While my consultant scratched her head, I explainedhow GET had been flung from the nearest window. Thankfully, she agreed with my pulling the plug and agreed crashes are to be avoided. GET was indeed making me worse, not better. It had to go.
She then dubiously questioned my nightly stretches, asking if I’m still capable of maintaining six to ten minutes, which I am. I don’t wish to exacerbate my muscle wastage and am well aware of the threat of osteoporosis. I’m proud of my ability to do these and she was happy to write something positive on my wrap sheet.
Next, she toyed with other avenues, trying to figure out if there was any form of exercise my body would tolerate but there was nothing and she too laughed at her medical inability to come up with an alternative exercise solution. All her academic accreditations bamboozled by myalgic encephalomyelitis.
Sitting at opposite sides of her large desk we both laughed our asses off at the wonderful enigma that is ME and its intolerance to both exercise and logic.
When the laughter stopped, she looked at me across her desk and fired me.
As she explained, her job was to oversee my GET and as I was no longer following a plan, that left her one job less and me consultant less.
However, our meeting didn’t end there. Knowing she was about to send me out the door one last time, she spoke candidly about my positivity towards my illness and my strength, complimenting me on both. We also discussed my gut instinct and how well I know my body and I then hit her with a second bombshell.
Smiling, I told her “I don’t mind if I never run again. Imagine, I can say that. The person who twenty months ago, was fighting to return to running, thinking my life depended on my hobby!!” Laughing, I continued “I don’t care if I never run again, I can survive without it, I don’t need it. I’m happy.” To which, I added “Of course I’d be happy if it re-entered my life in the future but my happiness doesn’t depend on it.”

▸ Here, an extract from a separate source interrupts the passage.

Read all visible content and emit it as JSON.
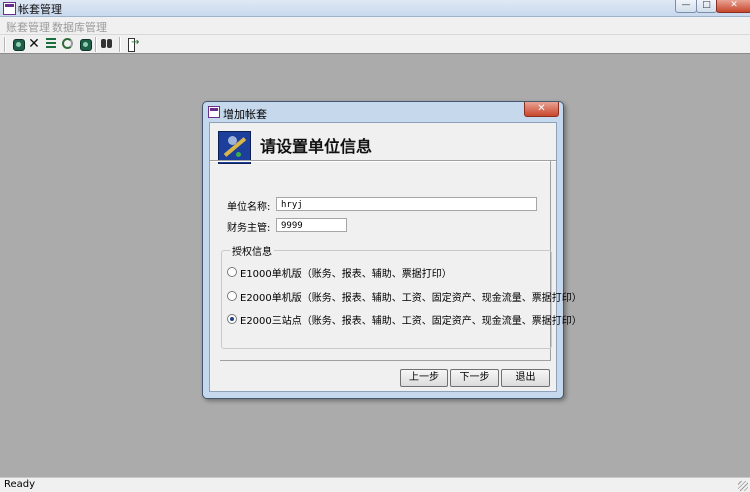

After these profound statements she sat back in her chair in silence for a few seconds while I sat grinning like Indiana Jones in the movie instalment The Last Crusade. In his final test toward finding the Holy Grail, he had to take a leap of faith and step off a cliff edge. I’ve taken that step off my ledge, I’ve stepped into the unknown and guess what, a path has come up to meet me. I’m not angry at losing my past, I’m not scared of my illness and I don’t worry about my future. I’m on a path toward my future, heading into the unknown and am excited by it. It won’t be easy, just as the previous two years haven’t been easy but I know I’ll be fine, I know everything will be as it will be.
We then had a further discussion on my acceptance of my illness, acceptance of my limitations and acceptance of the unknown. We discussed my box, i.e. my home and how I manage to live within it, knowing what I can and can’t do, knowing how to pace myself. Calling myself lucky, she looked at me with raised eyebrows and I explained the 25% of patients bed ridden, unable to do anything, would consider my living in my box, winning the lotto. I am indeed lucky and wake every morning knowing so.
Agreeing with my pragmatism, she talked about how I could be a whole lot luckier and we again laughed, as I joked about what it would feel like to be awake for 3/4s of the day as opposed to 1/4. And what it would feel like to only require eight hours sleep, never mind not having to put up with my many daily symptoms and the constant fatigue.
Toward the end of our meeting I told her I’ve no regrets and am happy with my decision to try GET. I needed to try it, I needed it mentally, it was part of my path toward acceptance.
After more laughter at the horribleness of knowing there is nothing more she can do for me, we agreed I will continue pacing and resting and living in my box, maintaining my stretches and meditation.
Then we shook hands for the last time, my last set of A4 pages left idle in my handbag. And for the last time, I read the sign in the waiting area of the clinic, the one that says “sickness brings patience, patience brings perseverance, perseverance brings hope.”